Le litige sur la frontière de l’Ontario et du Manitoba avait commencé longtemps avant que l’Ontario puisse effectivement compter sur les services d’Irving. Néanmoins, ses précieux dossiers sur la question suggèrent qu’il surveilla minutieusement les aspects juridiques de ce litige et leurs relations avec d’autres sujets de désaccord entre le gouvernement fédéral et les provinces. Conseiller juridique de sa province en des matières soumises à l’arbitrage tripartite des comptes résultant de la fondation du dominion et de la création de l’Ontario et du Québec à partir de l’ancienne province du Canada, il participa au difficile règlement d’un grand nombre de revendications complexes entre gouvernements. Sur la question des intérêts par exemple, il comparut devant la Cour suprême du Canada en 1894–1895 et défendit avec succès une sentence arbitrale satisfaisante pour l’Ontario et le Québec, sans toutefois parvenir à mettre un terme à cette longue querelle. Dans les années 1890, il s’occupa également des désaccords entre l’Ontario et le gouvernement fédéral quant à la question de savoir qui avait la responsabilité financière des revendications présentées par les Amérindiens en vertu des traités Robinson de 1850 [V. William Benjamin Robinson*] et du traité « North-West Angle » de 1873 [V. Alexander Morris*]. De plus, il amena en arbitrage ou devant les tribunaux bon nombre d’autres affaires compliquées du point de vue de la procédure mais importantes sur le plan financier ; celles-ci étaient liées notamment au fonds des écoles publiques, aux dépenses d’immigration et au Québec Turnpike Trust. Enfin, à titre de principal responsable du dossier des pêches, il finit par plaider en 1898, devant le comité judiciaire du Conseil privé, dans une procédure de renvoi complexe qui se termina par la remise aux provinces d’une large part de la compétence en matière de pêches. Durant des années encore, on solliciterait son avis sur cette question.
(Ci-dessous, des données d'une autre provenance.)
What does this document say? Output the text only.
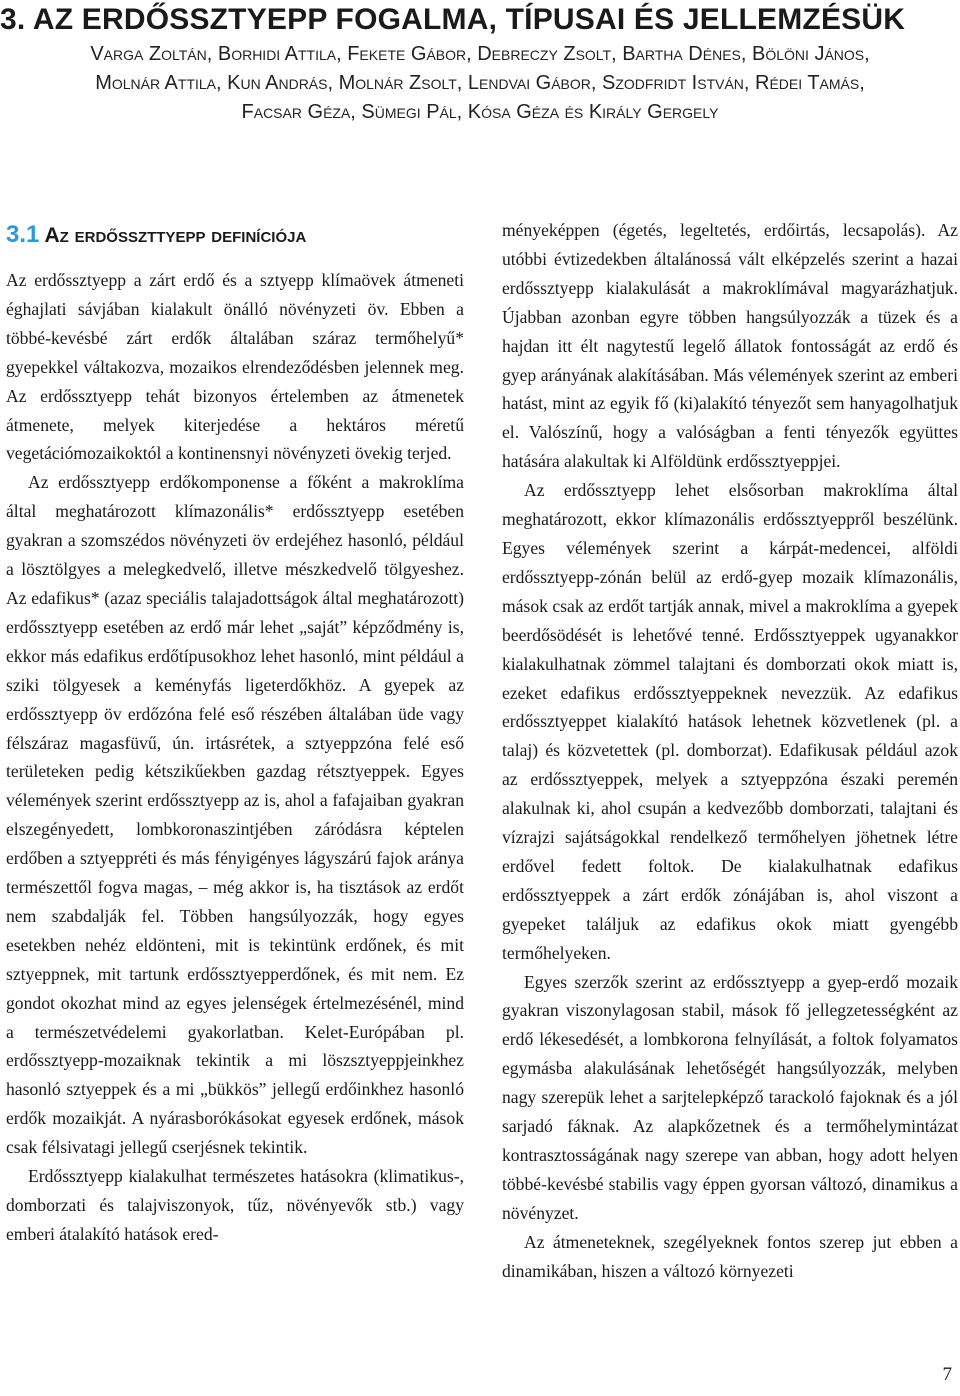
3. AZ ERDŐSSZTYEPP FOGALMA, TÍPUSAI ÉS JELLEMZÉSÜK
Varga Zoltán, Borhidi Attila, Fekete Gábor, Debreczy Zsolt, Bartha Dénes, Bölöni János,
Molnár Attila, Kun András, Molnár Zsolt, Lendvai Gábor, Szodfridt István, Rédei Tamás,
Facsar Géza, Sümegi Pál, Kósa Géza és Király Gergely
3.1 Az erdősszttyepp definíciója

Az erdőssztyepp a zárt erdő és a sztyepp klímaövek átmeneti éghajlati sávjában kialakult önálló növényzeti öv. Ebben a többé-kevésbé zárt erdők általában száraz termőhelyű* gyepekkel váltakozva, mozaikos elrendeződésben jelennek meg. Az erdőssztyepp tehát bizonyos értelemben az átmenetek átmenete, melyek kiterjedése a hektáros méretű vegetációmozaikoktól a kontinensnyi növényzeti övekig terjed.

Az erdőssztyepp erdőkomponense a főként a makroklíma által meghatározott klímazonális* erdőssztyepp esetében gyakran a szomszédos növényzeti öv erdejéhez hasonló, például a lösztölgyes a melegkedvelő, illetve mészkedvelő tölgyeshez. Az edafikus* (azaz speciális talajadottságok által meghatározott) erdőssztyepp esetében az erdő már lehet „saját” képződmény is, ekkor más edafikus erdőtípusokhoz lehet hasonló, mint például a sziki tölgyesek a keményfás ligeterdőkhöz. A gyepek az erdőssztyepp öv erdőzóna felé eső részében általában üde vagy félszáraz magasfüvű, ún. irtásrétek, a sztyeppzóna felé eső területeken pedig kétszikűekben gazdag rétsztyeppek. Egyes vélemények szerint erdőssztyepp az is, ahol a fafajaiban gyakran elszegényedett, lombkoronaszintjében záródásra képtelen erdőben a sztyeppréti és más fényigényes lágyszárú fajok aránya természettől fogva magas, – még akkor is, ha tisztások az erdőt nem szabdalják fel. Többen hangsúlyozzák, hogy egyes esetekben nehéz eldönteni, mit is tekintünk erdőnek, és mit sztyeppnek, mit tartunk erdőssztyepperdőnek, és mit nem. Ez gondot okozhat mind az egyes jelenségek értelmezésénél, mind a természetvédelemi gyakorlatban. Kelet-Európában pl. erdőssztyepp-mozaiknak tekintik a mi löszsztyeppjeinkhez hasonló sztyeppek és a mi „bükkös” jellegű erdőinkhez hasonló erdők mozaikját. A nyárasborókásokat egyesek erdőnek, mások csak félsivatagi jellegű cserjésnek tekintik.

Erdőssztyepp kialakulhat természetes hatásokra (klimatikus-, domborzati és talajviszonyok, tűz, növényevők stb.) vagy emberi átalakító hatások ered-

ményeképpen (égetés, legeltetés, erdőirtás, lecsapolás). Az utóbbi évtizedekben általánossá vált elképzelés szerint a hazai erdőssztyepp kialakulását a makroklímával magyarázhatjuk. Újabban azonban egyre többen hangsúlyozzák a tüzek és a hajdan itt élt nagytestű legelő állatok fontosságát az erdő és gyep arányának alakításában. Más vélemények szerint az emberi hatást, mint az egyik fő (ki)alakító tényezőt sem hanyagolhatjuk el. Valószínű, hogy a valóságban a fenti tényezők együttes hatására alakultak ki Alföldünk erdőssztyeppjei.

Az erdőssztyepp lehet elsősorban makroklíma által meghatározott, ekkor klímazonális erdőssztyeppről beszélünk. Egyes vélemények szerint a kárpát-medencei, alföldi erdőssztyepp-zónán belül az erdő-gyep mozaik klímazonális, mások csak az erdőt tartják annak, mivel a makroklíma a gyepek beerdősödését is lehetővé tenné. Erdőssztyeppek ugyanakkor kialakulhatnak zömmel talajtani és domborzati okok miatt is, ezeket edafikus erdőssztyeppeknek nevezzük. Az edafikus erdőssztyeppet kialakító hatások lehetnek közvetlenek (pl. a talaj) és közvetettek (pl. domborzat). Edafikusak például azok az erdőssztyeppek, melyek a sztyeppzóna északi peremén alakulnak ki, ahol csupán a kedvezőbb domborzati, talajtani és vízrajzi sajátságokkal rendelkező termőhelyen jöhetnek létre erdővel fedett foltok. De kialakulhatnak edafikus erdőssztyeppek a zárt erdők zónájában is, ahol viszont a gyepeket találjuk az edafikus okok miatt gyengébb termőhelyeken.

Egyes szerzők szerint az erdőssztyepp a gyep-erdő mozaik gyakran viszonylagosan stabil, mások fő jellegzetességként az erdő lékesedését, a lombkorona felnyílását, a foltok folyamatos egymásba alakulásának lehetőségét hangsúlyozzák, melyben nagy szerepük lehet a sarjtelepképző tarackoló fajoknak és a jól sarjadó fáknak. Az alapkőzetnek és a termőhelymintázat kontrasztosságának nagy szerepe van abban, hogy adott helyen többé-kevésbé stabilis vagy éppen gyorsan változó, dinamikus a növényzet.

Az átmeneteknek, szegélyeknek fontos szerep jut ebben a dinamikában, hiszen a változó környezeti

7
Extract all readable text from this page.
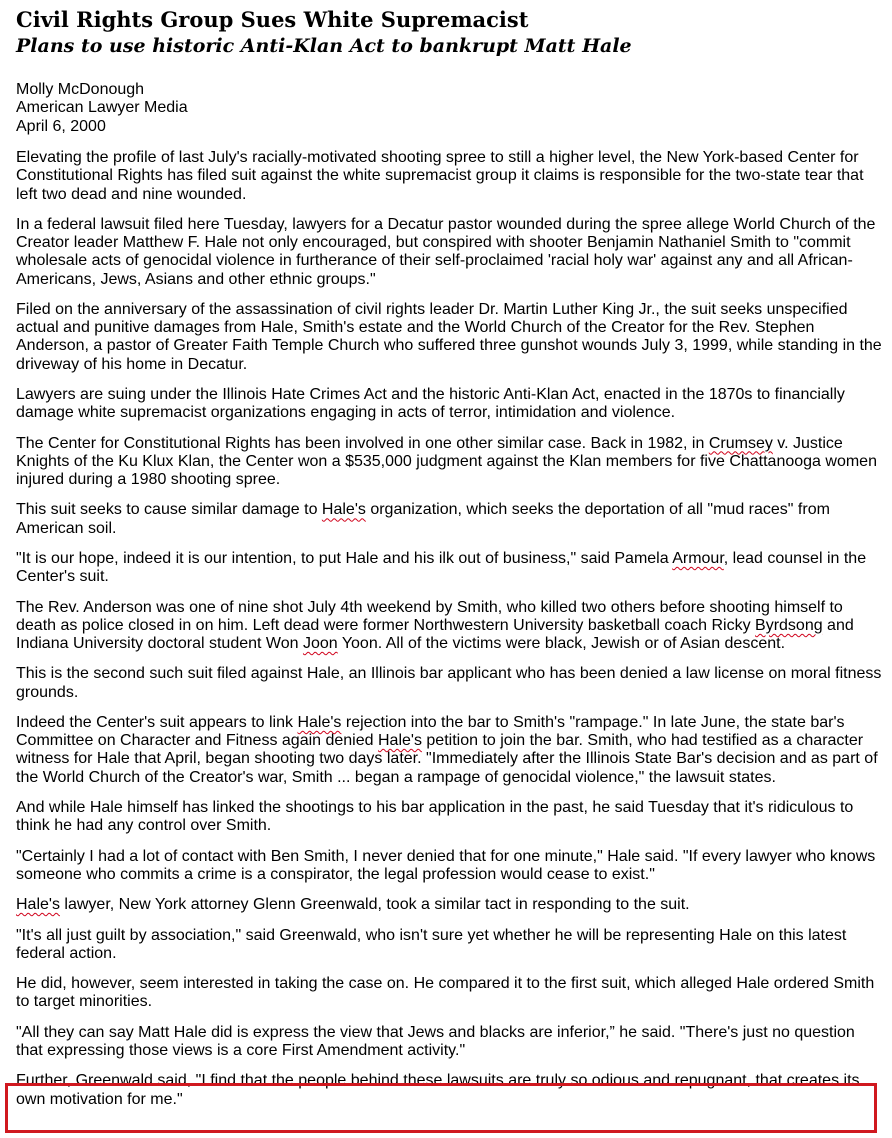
Civil Rights Group Sues White Supremacist
Plans to use historic Anti-Klan Act to bankrupt Matt Hale
Molly McDonough
American Lawyer Media
April 6, 2000

Elevating the profile of last July's racially-motivated shooting spree to still a higher level, the New York-based Center for Constitutional Rights has filed suit against the white supremacist group it claims is responsible for the two-state tear that left two dead and nine wounded.

In a federal lawsuit filed here Tuesday, lawyers for a Decatur pastor wounded during the spree allege World Church of the Creator leader Matthew F. Hale not only encouraged, but conspired with shooter Benjamin Nathaniel Smith to "commit wholesale acts of genocidal violence in furtherance of their self-proclaimed 'racial holy war' against any and all African-Americans, Jews, Asians and other ethnic groups."

Filed on the anniversary of the assassination of civil rights leader Dr. Martin Luther King Jr., the suit seeks unspecified actual and punitive damages from Hale, Smith's estate and the World Church of the Creator for the Rev. Stephen Anderson, a pastor of Greater Faith Temple Church who suffered three gunshot wounds July 3, 1999, while standing in the driveway of his home in Decatur.

Lawyers are suing under the Illinois Hate Crimes Act and the historic Anti-Klan Act, enacted in the 1870s to financially damage white supremacist organizations engaging in acts of terror, intimidation and violence.

The Center for Constitutional Rights has been involved in one other similar case. Back in 1982, in Crumsey v. Justice Knights of the Ku Klux Klan, the Center won a $535,000 judgment against the Klan members for five Chattanooga women injured during a 1980 shooting spree.

This suit seeks to cause similar damage to Hale's organization, which seeks the deportation of all "mud races" from American soil.

"It is our hope, indeed it is our intention, to put Hale and his ilk out of business," said Pamela Armour, lead counsel in the Center's suit.

The Rev. Anderson was one of nine shot July 4th weekend by Smith, who killed two others before shooting himself to death as police closed in on him. Left dead were former Northwestern University basketball coach Ricky Byrdsong and Indiana University doctoral student Won Joon Yoon. All of the victims were black, Jewish or of Asian descent.

This is the second such suit filed against Hale, an Illinois bar applicant who has been denied a law license on moral fitness grounds.

Indeed the Center's suit appears to link Hale's rejection into the bar to Smith's "rampage." In late June, the state bar's Committee on Character and Fitness again denied Hale's petition to join the bar. Smith, who had testified as a character witness for Hale that April, began shooting two days later. "Immediately after the Illinois State Bar's decision and as part of the World Church of the Creator's war, Smith ... began a rampage of genocidal violence," the lawsuit states.

And while Hale himself has linked the shootings to his bar application in the past, he said Tuesday that it's ridiculous to think he had any control over Smith.

"Certainly I had a lot of contact with Ben Smith, I never denied that for one minute," Hale said. "If every lawyer who knows someone who commits a crime is a conspirator, the legal profession would cease to exist."

Hale's lawyer, New York attorney Glenn Greenwald, took a similar tact in responding to the suit.

"It's all just guilt by association," said Greenwald, who isn't sure yet whether he will be representing Hale on this latest federal action.

He did, however, seem interested in taking the case on. He compared it to the first suit, which alleged Hale ordered Smith to target minorities.

"All they can say Matt Hale did is express the view that Jews and blacks are inferior,” he said. "There's just no question that expressing those views is a core First Amendment activity."

Further, Greenwald said, "I find that the people behind these lawsuits are truly so odious and repugnant, that creates its own motivation for me."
De 1893 à la veille de sa mort en 1913, sir Æmilius Irving fut trésorier de la Law Society of Upper Canada. D’après ses collègues, il en présidait les délibérations « avec une indéfectible courtoisie, une prudente fermeté et une subtile impartialité ». Il reçut un doctorat en droit de la University of Toronto en 1905 et fut créé chevalier l’année suivante. De confession anglicane, il était franc-maçon depuis longtemps et faisait du yacht. Il mourut le 27 novembre 1913 et fut inhumé au cimetière St James à Toronto. Son fils Paulus Æmilius, homonyme de l’un de ses ancêtres, se distingua dans la magistrature de la Colombie-Britannique ; Irving était très fier de lui.
AO, F 1027.— Globe, 28 mars, 28 nov. 1913.— Attorney-General for the Dominion of Canada v. Attorney-General for the Province of Ontario, [1897] Law Reports, Appeal Cases (Londres) : 199–213 (Conseil privé).— Attorney-General for the Dominion of Canada v. Attorneys-General for the provinces of Ontario, Quebec, and Nova Scotia, [1898] Law Reports, Appeal Cases : 700–717.— Gordon Bale, Chief Justice William Johnstone Ritchie : responsible government and judicial review (Ottawa, 1991).— Canadian Law Times (Toronto), 26 (1906) : 520s.— Canadian men and women of the time (Morgan ; 1898).— H. [W.] Charlesworth, Candid chronicles : leaves from the note book of a Canadian journalist (Toronto, 1925).— DHB, 1.— Dominion annual reg., 1880–1882.— Dominion of Canada v. Provinces of Ontario and Quebec (1894–1895), Canada Supreme Court Reports (Ottawa), 24 : 498–545.— C. B. Koester, Mr Davin, m.p. : a biography of Nicholas Flood Davin (Saskatoon, 1980).— Province of Quebec v. Dominion of Canada, in re Indian claims (1898), Canada Supreme Court Reports, 30 : 151–155.— Joseph Schull, Edward Blake : the man of the other way (1833–1881) (Toronto, 1975).— [L. M. V.] ith, Young Mr Smith in Upper Canada, M. L. Smith, édit. (Toronto, 1980).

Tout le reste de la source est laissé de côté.